The coalition includes the biggest U.S. meat companies -- Tyson Foods Inc, JBS SA, Cargill Inc, Seaboard Corp, Sanderson Farms Inc, Pilgrim’s Pride Corp, Smithfield Foods Inc, and Hormel Foods Corp -- as well as seed company Monsanto Co, privately held companies and a raft of trade associations, such as the U.S. Chamber of Commerce.
The chicken ban is one of several prickly trade issues between China and the United States, which are engaged in two days of talks covering topics ranging from the economic downturn to climate change.
More than two years ago, the USDA’s Food Safety and Inspection Service had been set to consider whether China’s poultry plant standards were equivalent to those governing the U.S. system, the first step to allowing imports of poultry.

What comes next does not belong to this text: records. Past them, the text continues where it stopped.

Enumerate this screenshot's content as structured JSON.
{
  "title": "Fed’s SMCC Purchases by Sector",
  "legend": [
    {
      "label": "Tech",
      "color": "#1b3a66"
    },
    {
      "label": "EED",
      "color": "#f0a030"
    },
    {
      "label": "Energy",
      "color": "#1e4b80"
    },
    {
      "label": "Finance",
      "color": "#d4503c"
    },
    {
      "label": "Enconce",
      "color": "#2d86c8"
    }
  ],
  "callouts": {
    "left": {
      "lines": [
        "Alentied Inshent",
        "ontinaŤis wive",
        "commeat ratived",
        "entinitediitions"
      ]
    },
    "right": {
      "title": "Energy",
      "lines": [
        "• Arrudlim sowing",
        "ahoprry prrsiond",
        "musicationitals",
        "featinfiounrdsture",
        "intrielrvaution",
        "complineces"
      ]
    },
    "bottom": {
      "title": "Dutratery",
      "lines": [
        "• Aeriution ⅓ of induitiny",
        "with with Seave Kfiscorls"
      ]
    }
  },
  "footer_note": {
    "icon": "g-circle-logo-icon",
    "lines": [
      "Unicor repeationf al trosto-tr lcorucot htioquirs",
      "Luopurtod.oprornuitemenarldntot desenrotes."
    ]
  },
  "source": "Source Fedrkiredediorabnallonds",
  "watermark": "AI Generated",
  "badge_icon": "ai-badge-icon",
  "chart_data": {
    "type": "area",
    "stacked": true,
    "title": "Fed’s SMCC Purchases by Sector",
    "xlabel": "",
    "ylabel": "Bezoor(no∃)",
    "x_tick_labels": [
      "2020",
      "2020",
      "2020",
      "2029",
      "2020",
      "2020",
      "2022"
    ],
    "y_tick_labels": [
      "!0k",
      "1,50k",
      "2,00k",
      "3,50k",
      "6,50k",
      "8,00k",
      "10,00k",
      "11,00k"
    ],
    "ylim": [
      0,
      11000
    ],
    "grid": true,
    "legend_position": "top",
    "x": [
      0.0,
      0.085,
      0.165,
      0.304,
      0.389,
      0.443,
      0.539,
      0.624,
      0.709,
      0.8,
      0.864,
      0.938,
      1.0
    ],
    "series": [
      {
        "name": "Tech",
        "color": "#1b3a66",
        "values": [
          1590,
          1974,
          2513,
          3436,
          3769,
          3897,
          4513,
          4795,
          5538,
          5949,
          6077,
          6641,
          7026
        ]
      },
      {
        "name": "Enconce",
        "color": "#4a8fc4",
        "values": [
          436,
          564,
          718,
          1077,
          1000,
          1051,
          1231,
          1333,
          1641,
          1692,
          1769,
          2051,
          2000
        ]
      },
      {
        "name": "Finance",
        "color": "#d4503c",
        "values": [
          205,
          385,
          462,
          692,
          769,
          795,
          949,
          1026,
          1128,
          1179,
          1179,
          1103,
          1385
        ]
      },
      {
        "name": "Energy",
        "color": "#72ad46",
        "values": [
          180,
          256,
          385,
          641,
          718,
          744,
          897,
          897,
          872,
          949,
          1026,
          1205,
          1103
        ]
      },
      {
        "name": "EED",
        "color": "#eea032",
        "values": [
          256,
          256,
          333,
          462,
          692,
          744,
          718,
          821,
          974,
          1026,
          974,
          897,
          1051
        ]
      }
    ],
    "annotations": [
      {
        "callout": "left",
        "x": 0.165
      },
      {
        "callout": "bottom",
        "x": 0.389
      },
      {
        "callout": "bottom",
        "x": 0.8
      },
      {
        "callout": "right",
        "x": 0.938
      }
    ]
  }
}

But Congress blocked the move, forbidding the USDA from spending money on the initiative in its annual budget bill because of worries about China’s food safety standards.
The U.S. House has voted to extend the ban for another year. Rosa DeLauro, the Democrat who heads the agriculture appropriations subcommittee, has said she remains concerned about whether imports would be safe.
“We need to tread carefully,” DeLauro told the hearing, noting she may hold more hearings into the issue.
A consumer watchdog group said current U.S. policy has allowed trade interests to trump public health concerns.
Instead of declaring foreign food safety systems as equivalent to U.S. systems, the USDA needs to reform its approval process and do its own monitoring of foreign plants, said Lori Wallach of Public Citizen.
“The case of China is perhaps the poster child for the inherent limitations of the equivalence concept,” Wallach said in prepared testimony.
“It is impossible for the U.S. government to shift responsibility for U.S. consumers’ safety into a government that has shown repeatedly that it will not even provide basic information about problems,” she said.
The Senate has not yet passed its version of the annual department budget, but has proposed special inspections and audits that would allow for Chinese poultry imports.